TUSCALOOSA — Shyheim Carter quietly walked into Alabama's Naylor Stone Media Room on Monday to a gaggle of reporters already interviewing teammate Dylan Moses.
Moving in closer, Carter listened on and took in the scene for several seconds, a wide smile emerging on his face as Moses expertly answered question after question.
Within minutes, the Crimson Tide junior defensive back would be standing surrounded by those same recorders and phones documenting his every word. Even so, he looked to be battling a few more nerves in his first formal media opportunity since landing in Tuscaloosa two years ago out of Louisiana’s Tangipahoa Parish.
“He’s an unassuming kid, humble, and he doesn’t have to be the life of the party,” Kentwood High (Louisiana) head coach Jonathan Foster said of Carter, who was concise and polite during his nearly six-minute interview Monday.

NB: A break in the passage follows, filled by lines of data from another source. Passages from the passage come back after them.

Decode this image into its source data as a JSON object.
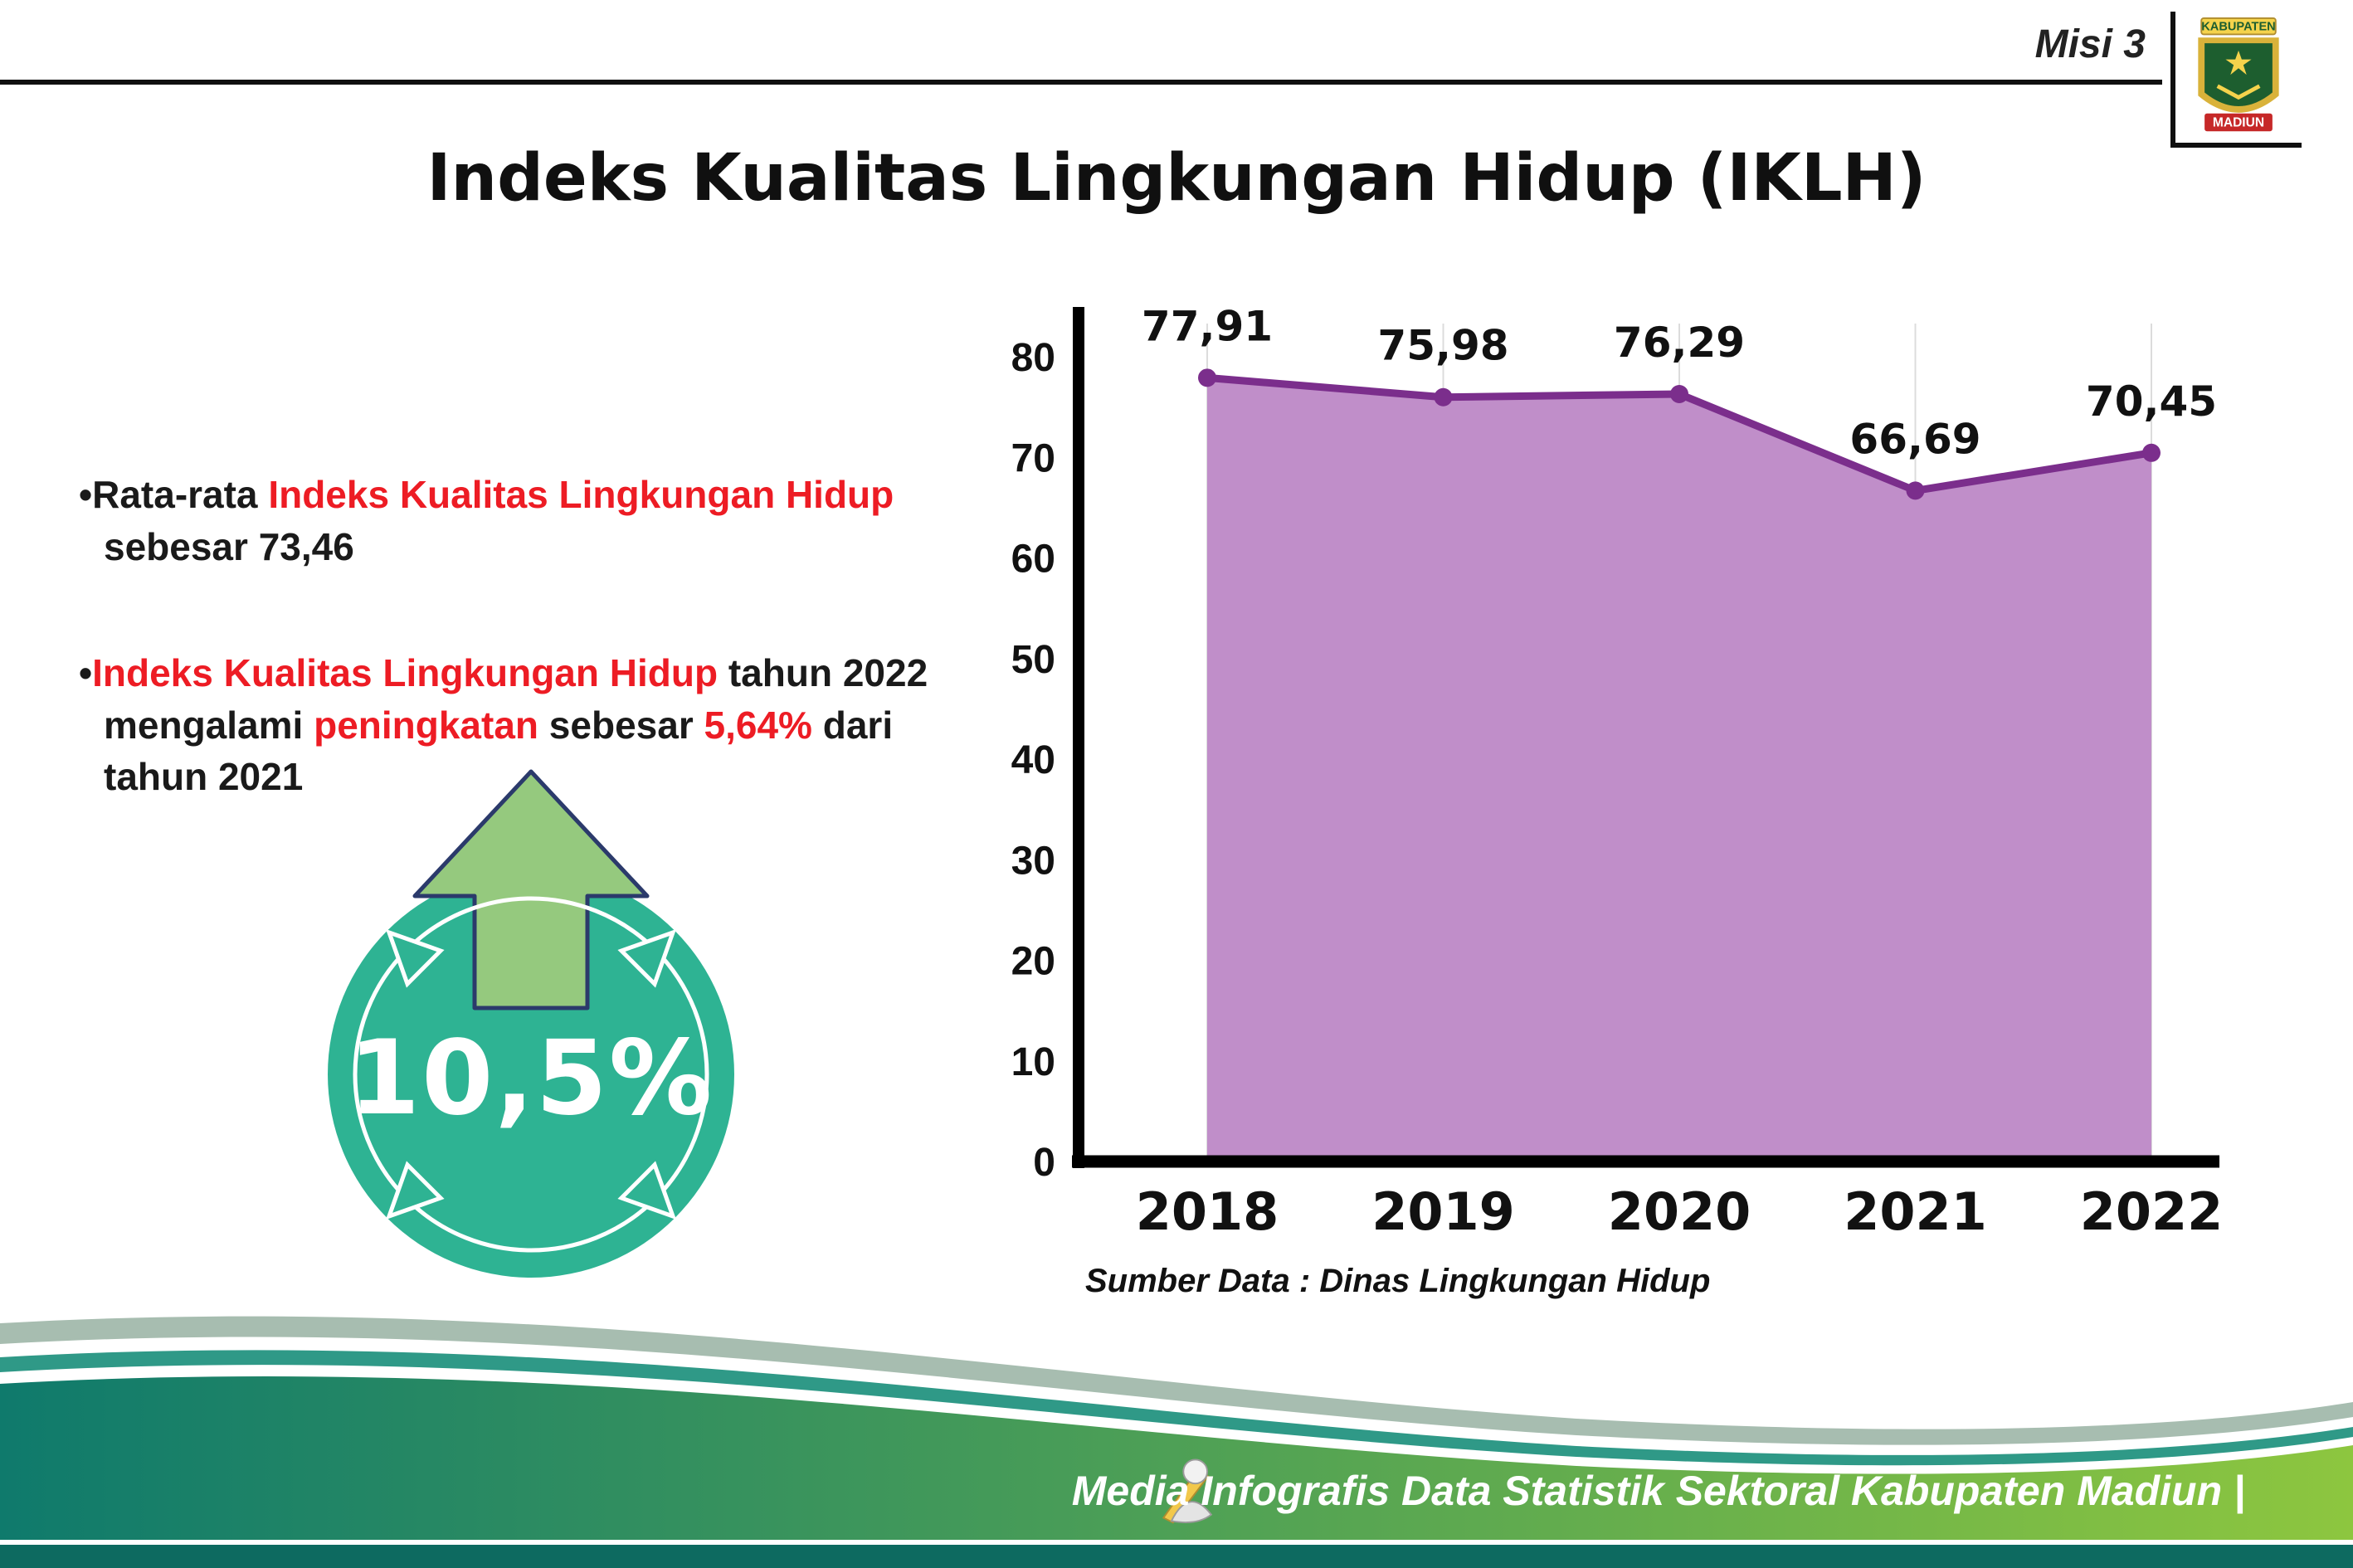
{
  "header": {
    "misi": "Misi 3",
    "title": "Indeks Kualitas Lingkungan Hidup (IKLH)"
  },
  "logo": {
    "region_label": "KABUPATEN",
    "name_label": "MADIUN"
  },
  "bullets": {
    "b1": {
      "marker": "•",
      "t0": "Rata-rata ",
      "r1": "Indeks Kualitas Lingkungan Hidup",
      "t1": " sebesar 73,46"
    },
    "b2": {
      "marker": "•",
      "r1": "Indeks Kualitas Lingkungan Hidup",
      "t1": " tahun 2022 mengalami ",
      "r2": "peningkatan",
      "t2": " sebesar ",
      "r3": "5,64%",
      "t3": " dari tahun 2021"
    }
  },
  "badge": {
    "value": "10,5%"
  },
  "chart_data": {
    "type": "area",
    "title": "",
    "xlabel": "",
    "ylabel": "",
    "categories": [
      "2018",
      "2019",
      "2020",
      "2021",
      "2022"
    ],
    "values": [
      77.91,
      75.98,
      76.29,
      66.69,
      70.45
    ],
    "value_labels": [
      "77,91",
      "75,98",
      "76,29",
      "66,69",
      "70,45"
    ],
    "ylim": [
      0,
      80
    ],
    "yticks": [
      0,
      10,
      20,
      30,
      40,
      50,
      60,
      70,
      80
    ],
    "grid": "vertical-light",
    "legend": "none",
    "line_color": "#7b2e8c",
    "fill_color": "#c08ec9",
    "point_color": "#7b2e8c",
    "source_note": "Sumber Data : Dinas Lingkungan Hidup"
  },
  "footer": {
    "credit": "Media Infografis Data Statistik Sektoral Kabupaten Madiun |"
  },
  "colors": {
    "accent_red": "#ed1c24",
    "badge_teal": "#2eb393",
    "arrow_green": "#95c97e",
    "footer_dark_teal": "#0d6a60",
    "footer_gradient_start": "#0f7a6c",
    "footer_gradient_end": "#8dc63f"
  }
}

Entering his third season at Alabama, the 6-foot Carter has yet to so much as start a game and only has 14 career tackles to his credit. Yet with an entirely new-look secondary that will feature just one player with more than one career start under his belt — junior safety Deionte Thompson (two career starts) — Carter could be the linchpin that holds Alabama’s inexperienced defense together this season.
Projected to be the Crimson Tide’s starting star/nickel cornerback, Carter’s quiet disposition isn’t just a product of nerves. In fact, it’s part of what has allowed the former high school quarterback to establish himself as one of Alabama’s defensive leaders despite infrequent playing time.
“He’s kind of quiet everywhere. He’s the type of quiet like you’ve got to do the business — he’s like businessman quiet,” sophomore defensive tackle Quinnen Williams said of Carter. “He’s a great leader at all times, on the field, off the field — (a) great leader. He demands the best out of everybody because he gives the best.”
Captained both the offense and defense as a two-way player at Kentwood, Carter’s understanding of the responsibilities of all 11 positions on any given play has allowed the former backup to quickly assert himself as the Crimson Tide's on-field conductor of sorts.
“I take pride in knowing every position, even what the D-line and the linebackers do,” Carter said Monday. “I take that very personally because if someone doesn't know what (to do), then I can always adjust them and put them in the position they need to be in. I like trying to be the quarterback of the defense.”
That mentality is a big reason why his often hard-to-please head coach has repeatedly raved about Carter in several news conferences throughout preseason practice.
“Shyheim is a guy that’s really a bright guy, really knows the system really well, can make a contribution at star or money, (and he) has played some corner for us in the past,” Saban said Aug. 8. “He’s kind of a jack-of-all-trades right now. I think that we need guys like Shyheim Carter, who has shown and demonstrated leadership ability in the secondary, to be able to go out there and execute consistently and do their job and he’s made a lot of progress this offseason.”
For the last three years, former All-America defensive back Minkah Fitzpatrick — the eventual No. 11 overall NFL draft pick in April — held the “jack-of-all-trades” title within the Crimson Tide defense, freely roving throughout the secondary to play wherever he was needed at the time.
This season, that role appears to belong to Carter, who has spent much of spring and preseason camp working as Alabama’s first-team star before recently spending time at safety as well — just like Fitzpatrick.
“That’s a lot of praise for Carter, but he can handle it, I’m telling you,” Foster said.
Of course, given all the accolades Fitzpatrick acquired over his three seasons — including winning the Bednarik and Thorpe awards last year — Carter is the first to dispel any direct comparisons to Fitzpatrick.
“I learned a lot from Minkah. He’s a great player, a phenomenal athlete, and I definitely learned a lot from him,” Carter said. “But I try to do my own thing and try to be myself — Shyheim Carter, which is who I am.”
And it’s because of who he is — especially his versatility and knowledge of nearly every position on the field — that coaches and teammates alike have confidence Carter can be a difference maker in his first season as a starter.
“I’m very blessed that I can say that I know multiple positions, and it’s not easy learning it,” Carter said. “Me being able to know multiple positions helps me, and it helps other players on the team that I can teach the position to them or knowing what they have (to do) or knowing their assignment.”